A linear creature starts at step \(1\) and needs to reach step \(n+1\). Initially, for each \(1 \le i \le n\) there is a directed edge from step \(i\) to step \(i+1\). After that, Cirno adds \(m\) extra retrograde edges; each extra edge is given as \(u_i \rightarrow v_i\) with \(1 \le v_i \le u_i \le n\). These extra edges form a retrograde graph.

The creature moves in discrete steps. At any step, if it is at some step \(i (1 \le i \le n)\), it chooses one of the outgoing edges uniformly at random and follows it. Note that if an edge leads to step \(n+1\), the creature stops immediately. Let \(\delta\) be the total number of steps taken. Your task is to compute the expected value \(E(\delta)\), and output the result modulo \(998244353\).

Hint: If a node has \(d\) outgoing edges and among them there are some self–loops (i.e. edges from \(i\) to \(i\)), then the expectation \(f[i]\) satisfies \[ d \cdot f[i] = d + [\text{(number of non-self loop edges)}] \text{ terms} + [\text{self–loops which contribute } f[i]]. \] After rearranging, the equation for node \(i\) becomes \[ (d - c_i) \cdot f[i] - \sum_{\substack{j\;:\;j\neq i\\j\in out(i)}} f[j] = d,\] where \(c_i\) is the count of self–loops at node \(i\) and \(out(i)\) is the list of neighbors (ignoring edges to \(n+1\) since \(f[n+1]=0\)). This yields a system of \(n\) linear equations with \(n\) unknowns.

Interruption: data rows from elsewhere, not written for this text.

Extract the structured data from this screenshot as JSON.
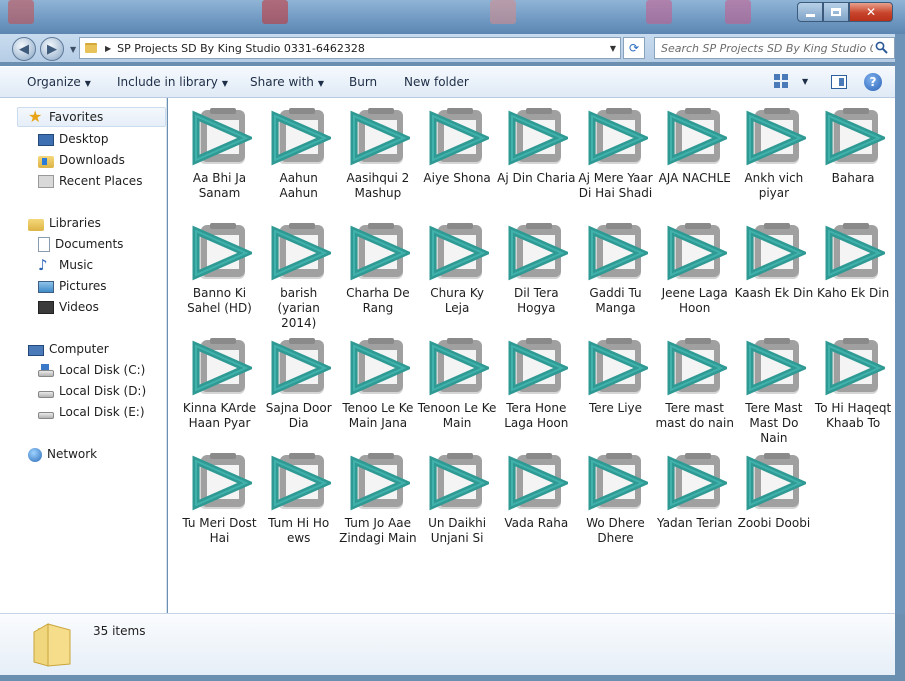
{
  "window": {
    "address_path": "SP Projects SD By King Studio 0331-6462328",
    "search_placeholder": "Search SP Projects SD By King Studio 0..."
  },
  "toolbar": {
    "organize": "Organize",
    "include_in_library": "Include in library",
    "share_with": "Share with",
    "burn": "Burn",
    "new_folder": "New folder"
  },
  "nav": {
    "favorites": "Favorites",
    "desktop": "Desktop",
    "downloads": "Downloads",
    "recent_places": "Recent Places",
    "libraries": "Libraries",
    "documents": "Documents",
    "music": "Music",
    "pictures": "Pictures",
    "videos": "Videos",
    "computer": "Computer",
    "local_c": "Local Disk (C:)",
    "local_d": "Local Disk (D:)",
    "local_e": "Local Disk (E:)",
    "network": "Network"
  },
  "files": [
    "Aa Bhi Ja Sanam",
    "Aahun Aahun",
    "Aasihqui 2 Mashup",
    "Aiye Shona",
    "Aj Din Charia",
    "Aj Mere Yaar Di Hai Shadi",
    "AJA NACHLE",
    "Ankh vich piyar",
    "Bahara",
    "Banno Ki Sahel (HD)",
    "barish (yarian 2014)",
    "Charha De Rang",
    "Chura Ky Leja",
    "Dil Tera Hogya",
    "Gaddi Tu Manga",
    "Jeene Laga Hoon",
    "Kaash Ek Din",
    "Kaho Ek Din",
    "Kinna KArde Haan Pyar",
    "Sajna Door Dia",
    "Tenoo Le Ke Main Jana",
    "Tenoon Le Ke Main",
    "Tera Hone Laga Hoon",
    "Tere Liye",
    "Tere mast mast do nain",
    "Tere Mast Mast Do Nain",
    "To Hi Haqeqt Khaab To",
    "Tu Meri Dost Hai",
    "Tum Hi Ho ews",
    "Tum Jo Aae Zindagi Main",
    "Un Daikhi Unjani Si",
    "Vada Raha",
    "Wo Dhere Dhere",
    "Yadan Terian",
    "Zoobi Doobi"
  ],
  "details": {
    "item_count": "35 items"
  },
  "colors": {
    "icon_teal": "#2f9a94",
    "icon_gray": "#9a9a9a",
    "accent": "#2b62b5"
  }
}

Solve it modulo \(998244353\).

inputFormat

The first line contains two integers \(n\) and \(m\) \((1 \le n \le 500,\ 0 \le m \le 500)\) representing the number of basic steps and the number of retrograde edges.

Each of the next \(m\) lines contains two integers \(u_i\) and \(v_i\) \((1 \le v_i \le u_i \le n)\) denoting an extra retrograde edge from step \(u_i\) to step \(v_i\).

outputFormat

Output a single integer: the expected number of steps \(E(\delta)\) modulo \(998244353\).

sample

3 1
2 1

13